HBO's 'Insecure' Coming to Netflix?it might happen

This is a joint action that no one expected.

Sources tell Hollywood Reporter Warner Bros. Discovery is actively In talks with Netflix to license HBO shows — including NOT SAFE — to Netflix. Such a deal would be considered a stunning move for the two big-money rivals, but neither immediately responded to THR Tuesday night regarding a potential licensing deal Request for comment.

If the deal goes through, licensed content will stream on Netflix and the newly rebranded Max. It will be the first time that HBO’s highly regarded original series will air on a rival US streaming platform

HBO rarely licenses its original series to companies other than its sibling companies. For example, Sex and the City was sold syndicated (heavily edited) to sister company TBS (and later the other basic cable networks). During Richard Plepler’s tenure as CEO, HBO licensed The Sopranos, Six Feet Under, Deadwood and The Wire, etc. Amazon didn’t have its own streaming platform at the time.

HBO insiders opposed the idea of ​​licensing HBO programming to rival Netflix, sources said, but in the end Warner Bros. Discovery finance executives won, sources said.
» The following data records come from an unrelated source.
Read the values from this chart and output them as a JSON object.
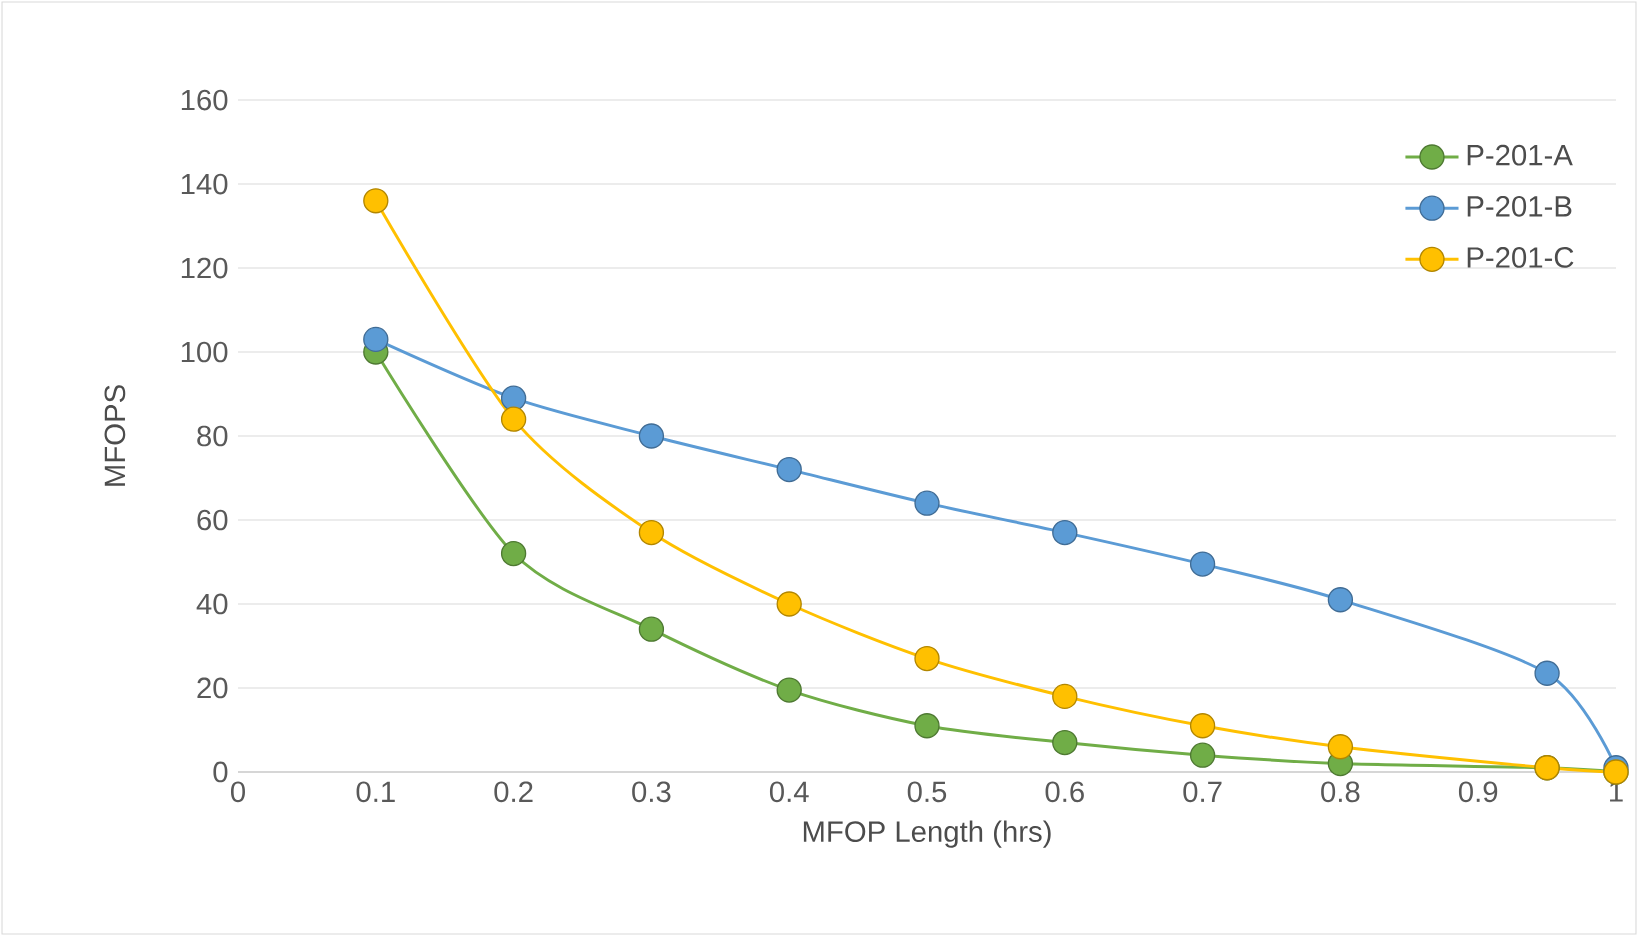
{
  "chart_data": {
    "type": "line",
    "xlabel": "MFOP Length (hrs)",
    "ylabel": "MFOPS",
    "x": [
      0.1,
      0.2,
      0.3,
      0.4,
      0.5,
      0.6,
      0.7,
      0.8,
      0.95,
      1.0
    ],
    "series": [
      {
        "name": "P-201-A",
        "color": "#70ad47",
        "values": [
          100,
          52,
          34,
          19.5,
          11,
          7,
          4,
          2,
          1,
          0
        ]
      },
      {
        "name": "P-201-B",
        "color": "#5b9bd5",
        "values": [
          103,
          89,
          80,
          72,
          64,
          57,
          49.5,
          41,
          23.5,
          1
        ]
      },
      {
        "name": "P-201-C",
        "color": "#ffc000",
        "values": [
          136,
          84,
          57,
          40,
          27,
          18,
          11,
          6,
          1,
          0
        ]
      }
    ],
    "xlim": [
      0,
      1
    ],
    "xticks": [
      0,
      0.1,
      0.2,
      0.3,
      0.4,
      0.5,
      0.6,
      0.7,
      0.8,
      0.9,
      1
    ],
    "ylim": [
      0,
      160
    ],
    "yticks": [
      0,
      20,
      40,
      60,
      80,
      100,
      120,
      140,
      160
    ],
    "grid": "y",
    "legend": "top right",
    "marker": "circle",
    "line_style": "solid"
  }
}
Such a licensing deal would prove beneficial for HBO, as its prized titles could reach a whole new audience. This will also help improve WBD’s margins. After Discovery took control of the former WarnerMedia, the combined company ended the most recent first quarter with nearly $1 billion in debt. WBD layoffs continued on Tuesday, with the longtime head of TCM among those affected by the latest round of layoffs led by David Zaslav .

As part of WBD’s cost-cutting efforts, the company has pulled some underperforming HBO titles from Max and licensed many of them, including the pricey Westworld – Free to ad-supported streaming to make up some lost revenue.

While it’s still considered shocking that an HBO title might be on Netflix, the move isn’t unprecedented. Just a few years ago, Paramount Worldwide CEO Bob Bakish licensed some of the company’s streaming hits globally to better expose them to a wider audience. For example, South Park was sold to Max, who also shared Rick and Morty with Hulu. ViacomCBS at the time also licensed Yellowstone to Peacock on an exclusive deal, something Bakish later regretted.

Deadline was first to report this news.